The economy is the more pressing issue. Clearly tough decisions will have to be made soon, and in this regard we will be very interested in the composition of the economic ministries in the new government. The de-politicisation of the Reserve Bank of Zimbabwe is vital, as is the stopping of the printing presses. Central government will need some assistance in meeting necessary obligations currently covered by credit creation, such as salaries for the civil service. Local press have stated that Mbeki was mobilising financial resources, venturing that he had managed to negotiate with the African Development Bank to provide US$1 billion to help resuscitate Zimbabwe’s economy. The ADB themselves have promised financial assistance if a deal was reached but did not mention figures. They have, however, said the ADB was prepared to reschedule or cancel Zimbabwe’s debt and coordinate international assistance for Zimbabwe.
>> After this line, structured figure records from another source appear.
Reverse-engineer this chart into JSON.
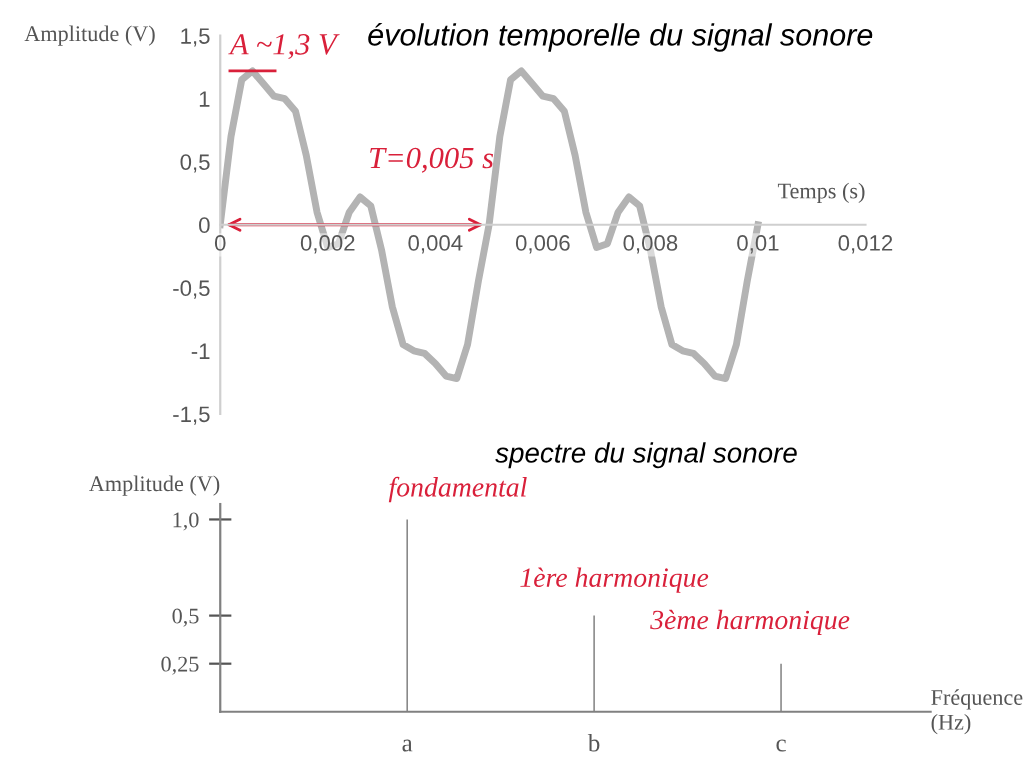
{
  "chart_data": [
    {
      "type": "line",
      "title": "évolution temporelle du signal sonore",
      "xlabel": "Temps (s)",
      "ylabel": "Amplitude (V)",
      "x": [
        0,
        0.0002,
        0.0004,
        0.0006,
        0.0008,
        0.001,
        0.0012,
        0.0014,
        0.0016,
        0.0018,
        0.002,
        0.0022,
        0.0024,
        0.0026,
        0.0028,
        0.003,
        0.0032,
        0.0034,
        0.0036,
        0.0038,
        0.004,
        0.0042,
        0.0044,
        0.0046,
        0.0048,
        0.005,
        0.0052,
        0.0054,
        0.0056,
        0.0058,
        0.006,
        0.0062,
        0.0064,
        0.0066,
        0.0068,
        0.007,
        0.0072,
        0.0074,
        0.0076,
        0.0078,
        0.008,
        0.0082,
        0.0084,
        0.0086,
        0.0088,
        0.009,
        0.0092,
        0.0094,
        0.0096,
        0.0098,
        0.01
      ],
      "series": [
        {
          "color": "#b3b3b3",
          "values": [
            0,
            0.7,
            1.15,
            1.22,
            1.12,
            1.02,
            1.0,
            0.9,
            0.55,
            0.1,
            -0.18,
            -0.15,
            0.1,
            0.22,
            0.15,
            -0.2,
            -0.65,
            -0.95,
            -1.0,
            -1.02,
            -1.1,
            -1.2,
            -1.22,
            -0.95,
            -0.45,
            0,
            0.7,
            1.15,
            1.22,
            1.12,
            1.02,
            1.0,
            0.9,
            0.55,
            0.1,
            -0.18,
            -0.15,
            0.1,
            0.22,
            0.15,
            -0.2,
            -0.65,
            -0.95,
            -1.0,
            -1.02,
            -1.1,
            -1.2,
            -1.22,
            -0.95,
            -0.45,
            0
          ]
        }
      ],
      "xlim": [
        0,
        0.012
      ],
      "ylim": [
        -1.5,
        1.5
      ],
      "xticks": [
        0,
        {
          "value": 0.002,
          "label": "0,002"
        },
        {
          "value": 0.004,
          "label": "0,004"
        },
        {
          "value": 0.006,
          "label": "0,006"
        },
        {
          "value": 0.008,
          "label": "0,008"
        },
        {
          "value": 0.01,
          "label": "0,01"
        },
        {
          "value": 0.012,
          "label": "0,012"
        }
      ],
      "yticks": [
        {
          "value": -1.5,
          "label": "-1,5"
        },
        -1,
        {
          "value": -0.5,
          "label": "-0,5"
        },
        0,
        {
          "value": 0.5,
          "label": "0,5"
        },
        1,
        {
          "value": 1.5,
          "label": "1,5"
        }
      ],
      "annotations": [
        {
          "text": "A ~1,3 V",
          "x": 0.0006,
          "y": 1.22
        },
        {
          "text": "T=0,005 s",
          "x": 0.005,
          "y": 0
        }
      ],
      "grid": false,
      "legend": false,
      "line_style": "solid",
      "marker": "none"
    },
    {
      "type": "bar",
      "title": "spectre du signal sonore",
      "xlabel": "Fréquence\n(Hz)",
      "ylabel": "Amplitude (V)",
      "categories": [
        "a",
        "b",
        "c"
      ],
      "values": [
        1.0,
        0.5,
        0.25
      ],
      "color": "#808080",
      "ylim": [
        0,
        1.08
      ],
      "yticks": [
        {
          "value": 0.25,
          "label": "0,25"
        },
        {
          "value": 0.5,
          "label": "0,5"
        },
        {
          "value": 1.0,
          "label": "1,0"
        }
      ],
      "annotations": [
        {
          "text": "fondamental",
          "x": "a",
          "y": 1.0
        },
        {
          "text": "1ère harmonique",
          "x": "b",
          "y": 0.5
        },
        {
          "text": "3ème harmonique",
          "x": "c",
          "y": 0.25
        }
      ],
      "grid": false,
      "legend": false
    }
  ]
}
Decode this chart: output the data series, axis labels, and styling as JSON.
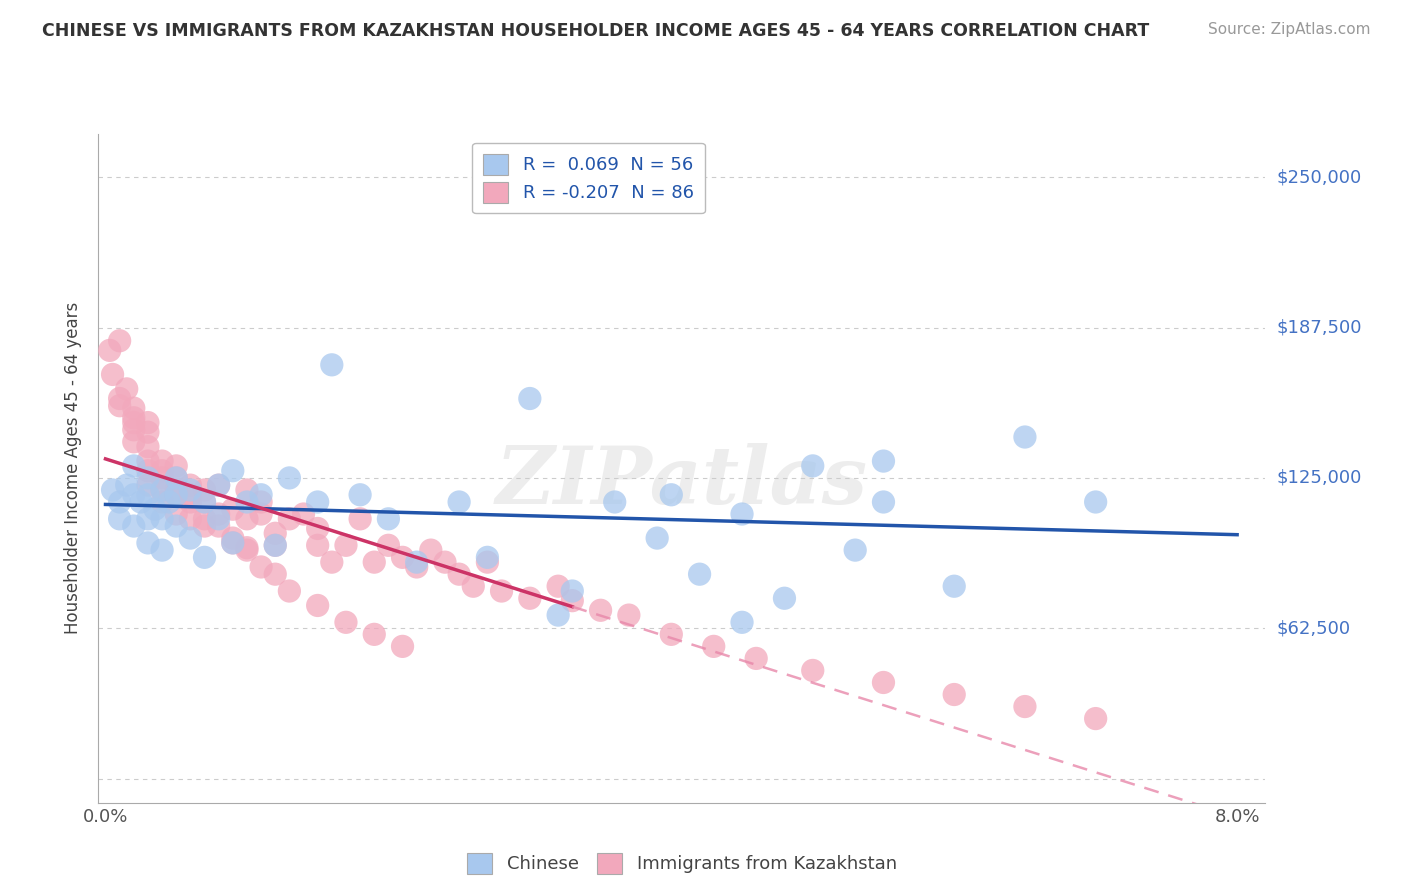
{
  "title": "CHINESE VS IMMIGRANTS FROM KAZAKHSTAN HOUSEHOLDER INCOME AGES 45 - 64 YEARS CORRELATION CHART",
  "source": "Source: ZipAtlas.com",
  "ylabel": "Householder Income Ages 45 - 64 years",
  "y_ticks": [
    0,
    62500,
    125000,
    187500,
    250000
  ],
  "y_tick_labels": [
    "",
    "$62,500",
    "$125,000",
    "$187,500",
    "$250,000"
  ],
  "xlim": [
    -0.0005,
    0.082
  ],
  "ylim": [
    -10000,
    268000
  ],
  "legend_entry1": "R =  0.069  N = 56",
  "legend_entry2": "R = -0.207  N = 86",
  "legend_label1": "Chinese",
  "legend_label2": "Immigrants from Kazakhstan",
  "blue_color": "#A8C8EE",
  "pink_color": "#F2A8BC",
  "blue_line_color": "#2255AA",
  "pink_line_color": "#CC3366",
  "pink_dash_color": "#E888AA",
  "watermark": "ZIPatlas",
  "chinese_x": [
    0.0005,
    0.001,
    0.001,
    0.0015,
    0.002,
    0.002,
    0.002,
    0.0025,
    0.003,
    0.003,
    0.003,
    0.003,
    0.0035,
    0.004,
    0.004,
    0.004,
    0.0045,
    0.005,
    0.005,
    0.005,
    0.006,
    0.006,
    0.007,
    0.007,
    0.008,
    0.008,
    0.009,
    0.009,
    0.01,
    0.011,
    0.012,
    0.013,
    0.015,
    0.016,
    0.018,
    0.02,
    0.022,
    0.025,
    0.027,
    0.03,
    0.033,
    0.036,
    0.039,
    0.04,
    0.042,
    0.045,
    0.048,
    0.05,
    0.053,
    0.055,
    0.032,
    0.06,
    0.065,
    0.07,
    0.045,
    0.055
  ],
  "chinese_y": [
    120000,
    115000,
    108000,
    122000,
    118000,
    105000,
    130000,
    115000,
    108000,
    125000,
    98000,
    118000,
    112000,
    120000,
    108000,
    95000,
    115000,
    118000,
    105000,
    125000,
    100000,
    120000,
    115000,
    92000,
    108000,
    122000,
    128000,
    98000,
    115000,
    118000,
    97000,
    125000,
    115000,
    172000,
    118000,
    108000,
    90000,
    115000,
    92000,
    158000,
    78000,
    115000,
    100000,
    118000,
    85000,
    110000,
    75000,
    130000,
    95000,
    115000,
    68000,
    80000,
    142000,
    115000,
    65000,
    132000
  ],
  "kaz_x": [
    0.0003,
    0.0005,
    0.001,
    0.001,
    0.0015,
    0.002,
    0.002,
    0.002,
    0.002,
    0.003,
    0.003,
    0.003,
    0.003,
    0.003,
    0.004,
    0.004,
    0.004,
    0.004,
    0.005,
    0.005,
    0.005,
    0.005,
    0.006,
    0.006,
    0.006,
    0.007,
    0.007,
    0.007,
    0.008,
    0.008,
    0.009,
    0.009,
    0.01,
    0.01,
    0.01,
    0.011,
    0.011,
    0.012,
    0.012,
    0.013,
    0.014,
    0.015,
    0.015,
    0.016,
    0.017,
    0.018,
    0.019,
    0.02,
    0.021,
    0.022,
    0.023,
    0.024,
    0.025,
    0.026,
    0.027,
    0.028,
    0.03,
    0.032,
    0.033,
    0.035,
    0.037,
    0.04,
    0.043,
    0.046,
    0.05,
    0.055,
    0.06,
    0.065,
    0.07,
    0.001,
    0.002,
    0.003,
    0.004,
    0.005,
    0.006,
    0.007,
    0.008,
    0.009,
    0.01,
    0.011,
    0.012,
    0.013,
    0.015,
    0.017,
    0.019,
    0.021
  ],
  "kaz_y": [
    178000,
    168000,
    158000,
    182000,
    162000,
    150000,
    140000,
    154000,
    145000,
    144000,
    132000,
    122000,
    138000,
    148000,
    128000,
    120000,
    115000,
    132000,
    120000,
    110000,
    125000,
    130000,
    118000,
    108000,
    122000,
    115000,
    105000,
    120000,
    110000,
    122000,
    112000,
    100000,
    108000,
    120000,
    96000,
    110000,
    115000,
    102000,
    97000,
    108000,
    110000,
    97000,
    104000,
    90000,
    97000,
    108000,
    90000,
    97000,
    92000,
    88000,
    95000,
    90000,
    85000,
    80000,
    90000,
    78000,
    75000,
    80000,
    74000,
    70000,
    68000,
    60000,
    55000,
    50000,
    45000,
    40000,
    35000,
    30000,
    25000,
    155000,
    148000,
    128000,
    125000,
    118000,
    115000,
    108000,
    105000,
    98000,
    95000,
    88000,
    85000,
    78000,
    72000,
    65000,
    60000,
    55000
  ]
}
Such measures will be of great assistance, as will restructuring of other donor debt. The key though, will be fostering an environment for investment. In this light, our first prize would be the complete removal of exchange controls, a policy we believe was on the preelection agenda of the MDC.

We believe that almost all of the economy is priced a prevailing parallel rates (currently around 25 000, in line with the Old Mutual Implied Rate), reflecting both huge scarcity and considerable friction costs, and that the removal of exchange controls would see the effective currency firm fairly quickly. Donor support is one thing, but we believe investment flows will come very quickly, and broadly anticipate the following:

EMA portfolio flows ($200 million in 3 months) Investment capital ($1 billion in 12 months, $6 billion in 5 years) Donor Support ($3 to 5 billion) Local recapitalisation ($1 billion over 2 years) In short, the parties to this agreement have a wonderful opportunity to forge a new Zimbabwe. The devil, however, is in the detail and we eagerly await developments, particularly with regard to the economic dispensation.